Durante casi dos años, no llegaríamos a
tener prácticamente nada de que jactarnos. Sólo Jezú utilizaba la palabra
follar, los demás hablábamos de besos, caricias o abrazos. Más tarde
llegaríamos a soecizar nuestro lenguaje de confianza, hablando de magrear o
darse el lote, apetencias estas que eran, fueron, el techo de nuestras aspiraciones
en aquellos remotos días en la espiral represión-masturbación-represión. Pero
estos son los términos que uso ahora. Por increíble que parezca, el
romanticismo fue el primer polo de atracción de nuestra incipiente educación
sensual y, ante todo, sentimental… Vamos, que había que fijar un objetivo para
los apetitos y anhelos y encarnarlo en una persona de carne y hueso, ante la
cual boquear, tartamudear, insinuar y hacer el ganso.
Mi elección, como no podía ser menos,
recayó en una compañera de clase, Cheles Giral, a quien de forma gratuita (y
casi aleatoria) pasé a considerar mi Dulcinea (Sí, habíamos leído el Quijote,
en los primeros cursos de Literatura, era obligatorio por aquel entonces). Me
pareció además la indiscutible destinataria de la intención arrobada con que
fueron escritas las Rimas de Bécquer y, para mí, estaba adornada de todas las
supremas perfecciones menos una: no me hacía el menor caso; el mismo que yo
hubiera hecho de un grillo afónico.
Mis compañeros saludaron mi elección, de
la que les hice partícipes inmediatos, con bulliciosas carcajadas:
-
Hala, la Cheles Giral, si es más plana que el cartapacio que lleva.
-
Y más recta que un compás. Las farolas del Paseo tienen unas formas mucho más
apetitosas. Vete allí, Pinchaúvas y frótate, con alguna que esté apagada para
que no te dé un garrampazo, que te saldrá más a cuenta que ligarte a la Cheles.
-
Además saca una pinta de estrecha que no la querrían ni las monjas del convento
de las Benitas.
-
¿Os habéis fijado que tiene una cara como la de la ratita presumida del cuento
ese que oíamos en la radio de pequeños?
-
Para pequeños, los ojillos que lleva ahí perdidos en la cara de mosquita
muerta, si no se le ven de tan hundidos… Y son así, como huidizos…
-
Y esa melena tan lacia, que también parece como de pelo de ratón desnutrido.

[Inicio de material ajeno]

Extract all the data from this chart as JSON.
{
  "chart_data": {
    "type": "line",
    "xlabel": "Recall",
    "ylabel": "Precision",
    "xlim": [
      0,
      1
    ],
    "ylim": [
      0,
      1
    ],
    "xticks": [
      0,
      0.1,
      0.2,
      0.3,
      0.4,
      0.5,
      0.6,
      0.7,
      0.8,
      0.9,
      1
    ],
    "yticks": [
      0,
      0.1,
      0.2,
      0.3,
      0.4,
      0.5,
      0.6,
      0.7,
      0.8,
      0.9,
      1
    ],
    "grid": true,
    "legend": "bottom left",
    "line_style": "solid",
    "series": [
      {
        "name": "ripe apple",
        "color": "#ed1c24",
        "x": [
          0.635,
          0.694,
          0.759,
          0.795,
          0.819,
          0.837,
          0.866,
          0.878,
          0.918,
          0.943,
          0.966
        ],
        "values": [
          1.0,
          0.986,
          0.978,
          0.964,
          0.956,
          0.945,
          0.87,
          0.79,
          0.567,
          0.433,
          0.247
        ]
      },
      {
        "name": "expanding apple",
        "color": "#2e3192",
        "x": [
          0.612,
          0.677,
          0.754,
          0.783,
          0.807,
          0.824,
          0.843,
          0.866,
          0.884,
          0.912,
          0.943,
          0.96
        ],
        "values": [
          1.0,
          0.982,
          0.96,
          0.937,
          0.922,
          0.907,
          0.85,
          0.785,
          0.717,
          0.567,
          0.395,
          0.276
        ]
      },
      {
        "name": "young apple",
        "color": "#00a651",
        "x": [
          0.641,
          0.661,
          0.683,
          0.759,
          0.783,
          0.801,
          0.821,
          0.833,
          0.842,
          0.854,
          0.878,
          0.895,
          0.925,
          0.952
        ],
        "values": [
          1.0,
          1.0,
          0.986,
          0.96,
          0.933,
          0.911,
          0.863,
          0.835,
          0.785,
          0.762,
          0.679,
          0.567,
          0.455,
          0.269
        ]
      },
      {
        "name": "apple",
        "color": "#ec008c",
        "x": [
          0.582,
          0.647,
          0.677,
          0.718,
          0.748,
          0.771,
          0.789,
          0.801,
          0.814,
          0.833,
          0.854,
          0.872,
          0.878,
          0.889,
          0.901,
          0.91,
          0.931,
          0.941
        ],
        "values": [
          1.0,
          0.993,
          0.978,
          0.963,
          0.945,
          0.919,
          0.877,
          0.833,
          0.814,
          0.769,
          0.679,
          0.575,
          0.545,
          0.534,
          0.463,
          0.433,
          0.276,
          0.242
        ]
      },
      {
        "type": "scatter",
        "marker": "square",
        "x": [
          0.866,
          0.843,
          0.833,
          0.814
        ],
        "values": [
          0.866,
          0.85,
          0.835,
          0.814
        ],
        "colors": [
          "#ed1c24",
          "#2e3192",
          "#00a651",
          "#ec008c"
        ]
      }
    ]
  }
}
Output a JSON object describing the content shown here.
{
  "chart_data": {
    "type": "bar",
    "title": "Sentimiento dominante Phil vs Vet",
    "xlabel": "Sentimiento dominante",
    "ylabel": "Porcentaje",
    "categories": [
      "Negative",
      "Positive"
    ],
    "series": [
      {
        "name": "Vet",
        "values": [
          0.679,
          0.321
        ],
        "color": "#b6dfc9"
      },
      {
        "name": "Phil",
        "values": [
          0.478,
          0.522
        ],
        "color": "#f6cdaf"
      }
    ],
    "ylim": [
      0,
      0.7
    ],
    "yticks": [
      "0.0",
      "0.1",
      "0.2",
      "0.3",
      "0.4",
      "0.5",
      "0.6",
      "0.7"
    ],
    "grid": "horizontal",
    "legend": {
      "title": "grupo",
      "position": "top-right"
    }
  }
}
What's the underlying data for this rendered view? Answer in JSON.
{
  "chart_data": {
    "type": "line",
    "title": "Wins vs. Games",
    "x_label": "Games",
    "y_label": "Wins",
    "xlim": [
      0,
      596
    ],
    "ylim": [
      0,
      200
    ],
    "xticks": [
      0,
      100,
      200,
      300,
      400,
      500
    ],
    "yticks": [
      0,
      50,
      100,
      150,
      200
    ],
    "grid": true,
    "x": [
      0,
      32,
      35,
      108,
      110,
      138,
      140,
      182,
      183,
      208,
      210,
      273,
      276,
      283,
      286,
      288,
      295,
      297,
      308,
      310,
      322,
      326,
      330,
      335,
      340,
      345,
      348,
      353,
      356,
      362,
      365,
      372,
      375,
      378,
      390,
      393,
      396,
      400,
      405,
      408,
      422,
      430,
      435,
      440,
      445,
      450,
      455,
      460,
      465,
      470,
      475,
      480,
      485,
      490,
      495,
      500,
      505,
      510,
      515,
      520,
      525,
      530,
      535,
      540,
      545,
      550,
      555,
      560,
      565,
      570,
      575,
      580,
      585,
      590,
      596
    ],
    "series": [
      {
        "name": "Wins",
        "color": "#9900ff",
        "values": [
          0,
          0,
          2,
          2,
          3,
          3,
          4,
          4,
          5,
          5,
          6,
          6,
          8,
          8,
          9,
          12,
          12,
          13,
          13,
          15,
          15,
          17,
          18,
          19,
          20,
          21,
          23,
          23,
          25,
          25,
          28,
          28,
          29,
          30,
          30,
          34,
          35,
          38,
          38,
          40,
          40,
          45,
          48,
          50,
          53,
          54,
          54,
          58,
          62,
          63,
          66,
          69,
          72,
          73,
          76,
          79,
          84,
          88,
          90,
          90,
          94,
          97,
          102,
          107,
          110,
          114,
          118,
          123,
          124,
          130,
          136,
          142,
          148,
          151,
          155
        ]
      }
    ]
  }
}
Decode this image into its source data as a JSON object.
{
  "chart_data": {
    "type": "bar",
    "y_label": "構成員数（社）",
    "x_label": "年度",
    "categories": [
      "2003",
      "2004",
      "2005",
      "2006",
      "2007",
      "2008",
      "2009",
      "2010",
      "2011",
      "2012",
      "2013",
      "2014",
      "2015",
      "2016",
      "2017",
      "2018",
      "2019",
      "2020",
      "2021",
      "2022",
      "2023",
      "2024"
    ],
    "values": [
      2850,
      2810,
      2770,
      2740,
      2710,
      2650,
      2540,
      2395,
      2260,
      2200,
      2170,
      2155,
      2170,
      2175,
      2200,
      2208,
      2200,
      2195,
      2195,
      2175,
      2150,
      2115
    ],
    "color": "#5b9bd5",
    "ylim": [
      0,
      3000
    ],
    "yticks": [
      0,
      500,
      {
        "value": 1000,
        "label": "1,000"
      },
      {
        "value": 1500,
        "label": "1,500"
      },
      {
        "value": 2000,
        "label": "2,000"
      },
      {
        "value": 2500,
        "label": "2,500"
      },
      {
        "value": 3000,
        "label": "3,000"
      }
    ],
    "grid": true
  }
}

Tampoco digo que sea un coco, pero tiene menos atractivo que este paraguas.
Fijaos en la Lupe, la hija del comandante de la Guardia Civil, esa sí que está
buena, está como para parar un tren.
Chus, Josemari y algún otro compañero se
quitaban la palabra de la boca, haciendo esta catarata de comentarios en tono
enardecido. Al cabo de un rato, ni me sentía molesto ni los escuchaba. Me había
ido, mi imaginación prendida del vuelo de una falda escocesa plisada, de
cuadros rojos, amarillos y tostados, con un imperdible muy grande adornando la
tabla frontal de la prenda que le caía muy bien a la preciosa Cheles, porque
las piernas, al asomar, mostraban unas graciosas rodillas y esas pantorrillas tan
finas, tan suaves…
Tomado de jacaenlamemoria |
- ¡Pinchaúvas, que te estás durmiendo! – Este rebuzno de Chus me sacó de mi ensoñación y, para arreglar las cosas, el bueno de Jezú, remachó:
-
Sus habéi fijao en el Pinshaúva éste, que desde ca dao el estirón y se le ha
afinao más asín la cara, es clavadito, el cabrón, a Serafín, parese su gemelo
chiquitiyo.
Más risotadas. Aunque llovía a cántaros y
no tenía paraguas ni impermeable, me fui a casa. No estaba cabreado con
aquellos bicharracos. Estaba enfermo de amores.